You probably wasted time doing things that were less goal-centric and omitted obviously better (in hindsight) choices. You get stapled forward on heavy squats? Well, are you doing good mornings? You'd be surprised how often the answer is "no."
Find one or two simple ways to boost each weakness
Not getting enough calories? Okay, why? Are you skipping meals, too busy to prepare ahead? Set aside a cooking day and buy some Tupperware.
Failing to make it through workouts or can't recover? How's your pre- and peri-workout nutrition? A supplement protocol could make all the difference.
Failing to lock out your deadlifts? Okay, how strong are your glutes? How often are you doing hip thrusts?
Don't overhaul everything. Just search for a few glaring deficiencies and make some sensible adjustments.

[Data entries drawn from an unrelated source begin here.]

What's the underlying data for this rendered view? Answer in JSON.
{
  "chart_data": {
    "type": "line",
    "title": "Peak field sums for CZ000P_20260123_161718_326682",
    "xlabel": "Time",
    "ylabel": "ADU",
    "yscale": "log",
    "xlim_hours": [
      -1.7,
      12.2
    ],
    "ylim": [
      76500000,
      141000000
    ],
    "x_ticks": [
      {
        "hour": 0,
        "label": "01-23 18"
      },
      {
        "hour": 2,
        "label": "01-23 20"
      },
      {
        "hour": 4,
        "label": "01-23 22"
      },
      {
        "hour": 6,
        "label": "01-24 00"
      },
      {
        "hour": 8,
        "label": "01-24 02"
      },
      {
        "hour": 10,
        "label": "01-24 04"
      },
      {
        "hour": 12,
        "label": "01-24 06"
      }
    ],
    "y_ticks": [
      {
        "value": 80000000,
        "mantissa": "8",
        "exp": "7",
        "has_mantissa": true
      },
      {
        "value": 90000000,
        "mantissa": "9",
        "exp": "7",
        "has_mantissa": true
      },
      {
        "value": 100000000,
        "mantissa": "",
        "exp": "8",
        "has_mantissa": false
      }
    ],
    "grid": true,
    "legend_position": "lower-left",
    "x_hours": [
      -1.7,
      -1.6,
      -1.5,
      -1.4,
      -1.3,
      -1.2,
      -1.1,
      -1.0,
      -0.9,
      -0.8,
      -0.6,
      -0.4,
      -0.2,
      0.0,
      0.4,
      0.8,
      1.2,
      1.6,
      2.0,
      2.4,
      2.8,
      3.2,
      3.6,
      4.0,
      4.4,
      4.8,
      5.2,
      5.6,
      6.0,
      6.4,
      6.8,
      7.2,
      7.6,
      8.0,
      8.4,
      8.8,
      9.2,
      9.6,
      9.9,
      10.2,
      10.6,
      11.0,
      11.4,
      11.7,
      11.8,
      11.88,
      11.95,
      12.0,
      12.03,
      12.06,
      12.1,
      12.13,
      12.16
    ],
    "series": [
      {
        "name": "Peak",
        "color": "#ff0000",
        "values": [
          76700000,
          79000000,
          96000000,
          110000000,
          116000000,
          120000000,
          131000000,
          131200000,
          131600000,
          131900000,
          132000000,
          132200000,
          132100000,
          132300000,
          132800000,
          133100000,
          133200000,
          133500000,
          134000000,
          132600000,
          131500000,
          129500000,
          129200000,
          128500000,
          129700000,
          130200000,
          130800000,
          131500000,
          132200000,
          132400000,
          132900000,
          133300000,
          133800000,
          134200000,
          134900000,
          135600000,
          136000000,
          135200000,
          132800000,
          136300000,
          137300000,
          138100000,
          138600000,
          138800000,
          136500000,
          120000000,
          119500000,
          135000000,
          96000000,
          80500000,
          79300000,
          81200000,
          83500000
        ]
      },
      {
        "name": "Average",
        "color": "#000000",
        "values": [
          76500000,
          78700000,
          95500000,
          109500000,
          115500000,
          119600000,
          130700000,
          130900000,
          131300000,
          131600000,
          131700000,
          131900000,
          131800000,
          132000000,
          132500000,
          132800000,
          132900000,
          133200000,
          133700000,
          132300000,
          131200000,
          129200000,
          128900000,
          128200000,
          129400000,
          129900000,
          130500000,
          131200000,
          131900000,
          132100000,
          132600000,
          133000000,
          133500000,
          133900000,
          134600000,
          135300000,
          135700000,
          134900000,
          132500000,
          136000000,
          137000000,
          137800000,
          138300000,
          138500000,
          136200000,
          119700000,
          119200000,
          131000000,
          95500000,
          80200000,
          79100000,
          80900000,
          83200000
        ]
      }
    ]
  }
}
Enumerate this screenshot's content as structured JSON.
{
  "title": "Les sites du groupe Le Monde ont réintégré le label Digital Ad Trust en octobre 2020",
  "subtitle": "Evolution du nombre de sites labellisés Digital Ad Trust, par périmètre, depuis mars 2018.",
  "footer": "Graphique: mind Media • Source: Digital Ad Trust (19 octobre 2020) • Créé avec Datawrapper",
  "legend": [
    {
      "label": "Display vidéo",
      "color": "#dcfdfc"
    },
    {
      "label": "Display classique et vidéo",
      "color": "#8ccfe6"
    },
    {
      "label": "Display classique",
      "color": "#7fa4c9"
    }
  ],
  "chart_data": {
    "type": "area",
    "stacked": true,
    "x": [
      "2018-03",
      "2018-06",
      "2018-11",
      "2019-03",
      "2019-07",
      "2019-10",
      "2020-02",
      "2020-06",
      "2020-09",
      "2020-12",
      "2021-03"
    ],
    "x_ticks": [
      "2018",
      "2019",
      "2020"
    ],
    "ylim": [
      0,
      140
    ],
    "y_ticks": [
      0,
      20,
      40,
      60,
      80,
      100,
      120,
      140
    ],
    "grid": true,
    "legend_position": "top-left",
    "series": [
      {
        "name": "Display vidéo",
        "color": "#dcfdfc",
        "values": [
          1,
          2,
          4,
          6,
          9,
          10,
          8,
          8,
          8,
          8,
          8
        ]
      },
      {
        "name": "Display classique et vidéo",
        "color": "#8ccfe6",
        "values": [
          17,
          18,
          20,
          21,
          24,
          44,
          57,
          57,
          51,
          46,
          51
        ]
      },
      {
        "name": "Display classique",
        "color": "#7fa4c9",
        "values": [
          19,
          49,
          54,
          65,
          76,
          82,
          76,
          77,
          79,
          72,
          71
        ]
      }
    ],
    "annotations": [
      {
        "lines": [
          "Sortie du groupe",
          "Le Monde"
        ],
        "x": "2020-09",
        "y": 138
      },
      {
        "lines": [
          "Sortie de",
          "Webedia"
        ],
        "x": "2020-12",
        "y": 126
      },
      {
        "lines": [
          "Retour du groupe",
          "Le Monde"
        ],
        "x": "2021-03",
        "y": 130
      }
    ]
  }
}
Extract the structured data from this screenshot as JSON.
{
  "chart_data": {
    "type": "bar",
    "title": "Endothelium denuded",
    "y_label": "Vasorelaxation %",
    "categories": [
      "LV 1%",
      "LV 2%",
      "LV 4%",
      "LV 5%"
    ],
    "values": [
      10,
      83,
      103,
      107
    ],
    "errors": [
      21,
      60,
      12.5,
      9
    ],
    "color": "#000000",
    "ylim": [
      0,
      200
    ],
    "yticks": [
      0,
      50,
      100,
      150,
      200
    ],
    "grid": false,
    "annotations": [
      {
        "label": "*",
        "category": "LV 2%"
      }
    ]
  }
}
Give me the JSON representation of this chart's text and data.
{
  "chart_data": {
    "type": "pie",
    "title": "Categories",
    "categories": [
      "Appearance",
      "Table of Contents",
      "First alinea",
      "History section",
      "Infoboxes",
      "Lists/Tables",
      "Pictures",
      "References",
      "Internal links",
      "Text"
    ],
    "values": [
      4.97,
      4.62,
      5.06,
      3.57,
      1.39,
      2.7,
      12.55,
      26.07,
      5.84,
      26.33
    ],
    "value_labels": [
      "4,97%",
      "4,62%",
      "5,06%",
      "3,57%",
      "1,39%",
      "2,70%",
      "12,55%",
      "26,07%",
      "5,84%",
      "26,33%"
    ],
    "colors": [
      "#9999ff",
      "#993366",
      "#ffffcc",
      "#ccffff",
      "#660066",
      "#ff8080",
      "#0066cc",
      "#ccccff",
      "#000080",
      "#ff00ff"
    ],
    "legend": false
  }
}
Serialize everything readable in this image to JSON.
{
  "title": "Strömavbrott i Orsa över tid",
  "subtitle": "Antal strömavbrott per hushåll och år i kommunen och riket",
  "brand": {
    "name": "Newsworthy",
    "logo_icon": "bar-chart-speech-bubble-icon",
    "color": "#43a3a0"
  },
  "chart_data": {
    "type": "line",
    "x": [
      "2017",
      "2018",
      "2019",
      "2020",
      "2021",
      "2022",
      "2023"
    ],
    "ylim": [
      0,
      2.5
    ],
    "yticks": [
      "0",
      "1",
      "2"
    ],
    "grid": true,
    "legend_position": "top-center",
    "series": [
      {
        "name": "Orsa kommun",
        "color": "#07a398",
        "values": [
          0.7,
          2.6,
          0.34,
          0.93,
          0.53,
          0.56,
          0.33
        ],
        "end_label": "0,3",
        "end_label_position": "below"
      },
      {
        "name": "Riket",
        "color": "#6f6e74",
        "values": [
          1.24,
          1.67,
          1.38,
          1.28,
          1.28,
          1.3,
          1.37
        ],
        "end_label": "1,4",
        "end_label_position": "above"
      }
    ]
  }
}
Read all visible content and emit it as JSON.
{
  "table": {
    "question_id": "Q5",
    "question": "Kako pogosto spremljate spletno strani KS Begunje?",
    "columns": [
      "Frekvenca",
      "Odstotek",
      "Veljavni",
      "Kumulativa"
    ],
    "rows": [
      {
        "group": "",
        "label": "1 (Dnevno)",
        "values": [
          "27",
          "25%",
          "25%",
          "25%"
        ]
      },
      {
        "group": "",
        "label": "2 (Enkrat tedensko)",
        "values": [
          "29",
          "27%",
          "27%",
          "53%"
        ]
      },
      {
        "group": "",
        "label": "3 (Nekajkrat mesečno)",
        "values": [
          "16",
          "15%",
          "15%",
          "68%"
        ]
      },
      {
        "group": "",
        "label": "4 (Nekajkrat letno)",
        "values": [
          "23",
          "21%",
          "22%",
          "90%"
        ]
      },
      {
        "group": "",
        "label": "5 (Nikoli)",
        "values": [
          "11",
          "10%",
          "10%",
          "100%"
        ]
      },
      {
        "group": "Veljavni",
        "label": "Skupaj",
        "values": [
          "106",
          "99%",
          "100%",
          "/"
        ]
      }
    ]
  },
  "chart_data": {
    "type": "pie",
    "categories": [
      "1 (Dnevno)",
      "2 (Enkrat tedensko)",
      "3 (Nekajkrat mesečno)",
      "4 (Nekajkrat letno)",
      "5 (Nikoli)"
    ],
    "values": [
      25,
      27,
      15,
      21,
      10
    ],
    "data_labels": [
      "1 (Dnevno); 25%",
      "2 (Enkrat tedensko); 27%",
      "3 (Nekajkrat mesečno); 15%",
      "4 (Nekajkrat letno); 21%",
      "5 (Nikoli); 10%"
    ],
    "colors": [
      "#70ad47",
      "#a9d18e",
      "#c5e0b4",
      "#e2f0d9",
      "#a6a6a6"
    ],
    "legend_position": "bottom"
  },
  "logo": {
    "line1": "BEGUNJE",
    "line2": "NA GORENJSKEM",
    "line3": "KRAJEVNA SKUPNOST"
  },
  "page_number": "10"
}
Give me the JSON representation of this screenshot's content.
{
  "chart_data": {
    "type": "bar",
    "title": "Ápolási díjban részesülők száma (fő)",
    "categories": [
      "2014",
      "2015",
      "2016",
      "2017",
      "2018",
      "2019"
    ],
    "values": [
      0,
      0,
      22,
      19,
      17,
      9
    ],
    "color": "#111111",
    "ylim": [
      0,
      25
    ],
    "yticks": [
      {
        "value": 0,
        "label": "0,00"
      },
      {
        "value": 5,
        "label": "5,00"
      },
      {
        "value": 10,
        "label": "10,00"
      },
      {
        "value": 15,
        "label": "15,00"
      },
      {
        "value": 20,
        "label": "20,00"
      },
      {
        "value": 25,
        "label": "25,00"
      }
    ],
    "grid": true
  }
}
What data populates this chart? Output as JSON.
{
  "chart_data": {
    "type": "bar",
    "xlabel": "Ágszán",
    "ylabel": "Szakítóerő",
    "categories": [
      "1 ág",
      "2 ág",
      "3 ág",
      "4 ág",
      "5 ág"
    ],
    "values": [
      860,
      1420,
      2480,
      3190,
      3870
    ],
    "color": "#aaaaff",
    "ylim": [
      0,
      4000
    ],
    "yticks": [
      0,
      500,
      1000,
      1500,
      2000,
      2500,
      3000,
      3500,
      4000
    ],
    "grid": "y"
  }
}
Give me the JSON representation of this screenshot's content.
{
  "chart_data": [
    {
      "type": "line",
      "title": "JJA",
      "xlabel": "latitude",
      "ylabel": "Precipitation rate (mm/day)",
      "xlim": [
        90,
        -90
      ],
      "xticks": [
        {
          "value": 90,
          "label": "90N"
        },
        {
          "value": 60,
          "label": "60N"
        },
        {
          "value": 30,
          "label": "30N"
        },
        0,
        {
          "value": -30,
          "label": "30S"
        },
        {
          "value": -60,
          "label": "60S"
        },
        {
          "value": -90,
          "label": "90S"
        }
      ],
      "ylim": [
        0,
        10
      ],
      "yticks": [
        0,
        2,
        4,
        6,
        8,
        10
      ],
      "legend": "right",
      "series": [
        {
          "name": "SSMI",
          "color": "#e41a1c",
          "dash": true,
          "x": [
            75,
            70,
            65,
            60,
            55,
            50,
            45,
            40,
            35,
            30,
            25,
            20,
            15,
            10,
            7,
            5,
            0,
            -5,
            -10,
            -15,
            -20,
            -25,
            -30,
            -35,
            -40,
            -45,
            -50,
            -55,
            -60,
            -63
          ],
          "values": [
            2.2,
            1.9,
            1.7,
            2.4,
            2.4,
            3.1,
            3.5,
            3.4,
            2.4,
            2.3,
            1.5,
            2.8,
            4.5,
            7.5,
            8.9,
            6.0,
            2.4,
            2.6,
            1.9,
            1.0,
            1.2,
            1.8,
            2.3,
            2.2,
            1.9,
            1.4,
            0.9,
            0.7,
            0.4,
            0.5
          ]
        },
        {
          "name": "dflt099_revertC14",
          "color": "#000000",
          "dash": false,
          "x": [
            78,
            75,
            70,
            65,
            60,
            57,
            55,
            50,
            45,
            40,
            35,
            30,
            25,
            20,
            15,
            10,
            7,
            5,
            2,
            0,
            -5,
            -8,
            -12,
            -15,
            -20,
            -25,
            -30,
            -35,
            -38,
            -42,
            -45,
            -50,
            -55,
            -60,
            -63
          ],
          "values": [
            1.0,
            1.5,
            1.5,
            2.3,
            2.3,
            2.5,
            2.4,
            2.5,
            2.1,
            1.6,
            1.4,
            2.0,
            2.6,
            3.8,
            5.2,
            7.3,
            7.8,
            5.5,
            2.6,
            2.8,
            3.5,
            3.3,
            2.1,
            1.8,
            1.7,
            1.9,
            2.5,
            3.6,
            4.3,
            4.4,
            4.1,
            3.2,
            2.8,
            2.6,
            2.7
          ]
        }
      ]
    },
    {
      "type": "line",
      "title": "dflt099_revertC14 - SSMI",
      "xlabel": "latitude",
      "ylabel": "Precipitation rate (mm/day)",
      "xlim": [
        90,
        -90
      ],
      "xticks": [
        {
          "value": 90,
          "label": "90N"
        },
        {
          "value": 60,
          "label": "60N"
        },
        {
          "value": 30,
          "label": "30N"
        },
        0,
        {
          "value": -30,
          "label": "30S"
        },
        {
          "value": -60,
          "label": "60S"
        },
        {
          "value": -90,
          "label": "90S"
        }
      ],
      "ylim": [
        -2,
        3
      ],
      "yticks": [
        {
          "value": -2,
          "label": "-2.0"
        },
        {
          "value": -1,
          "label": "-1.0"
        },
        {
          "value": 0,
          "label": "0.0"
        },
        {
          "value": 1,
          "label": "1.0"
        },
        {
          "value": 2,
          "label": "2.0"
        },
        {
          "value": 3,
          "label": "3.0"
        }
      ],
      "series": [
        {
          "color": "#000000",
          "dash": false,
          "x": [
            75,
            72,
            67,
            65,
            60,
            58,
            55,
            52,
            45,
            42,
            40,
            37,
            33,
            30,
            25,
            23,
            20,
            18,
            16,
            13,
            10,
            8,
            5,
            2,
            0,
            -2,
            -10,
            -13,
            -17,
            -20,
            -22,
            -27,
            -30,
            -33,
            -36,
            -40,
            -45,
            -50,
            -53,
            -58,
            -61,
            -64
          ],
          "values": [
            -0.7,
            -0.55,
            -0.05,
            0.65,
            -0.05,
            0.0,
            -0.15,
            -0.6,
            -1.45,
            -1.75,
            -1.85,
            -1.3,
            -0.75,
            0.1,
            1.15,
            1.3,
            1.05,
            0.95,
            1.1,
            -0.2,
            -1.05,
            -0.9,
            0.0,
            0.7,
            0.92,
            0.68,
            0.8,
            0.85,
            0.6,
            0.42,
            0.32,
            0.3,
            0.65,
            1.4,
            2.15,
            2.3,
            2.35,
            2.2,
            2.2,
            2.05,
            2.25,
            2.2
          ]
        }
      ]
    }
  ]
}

So you audited your life and made some changes. How did they work? Were goals met? If not, what's left to improve upon?
Those who are resolute refuse to accept that they did all they could and still failed. The reality is that there's always a solution. Most times, however, we simply ignore the solution because it's too long and too painful to endure. To that, I recommend reviewing points 1, 2, and 3.
Mental strength is a stiff cocktail, for which few have the stones or the stomach. A combination of toughness, hyperopic vision, consistency, competitiveness, and resolve will take any person from chump to champion.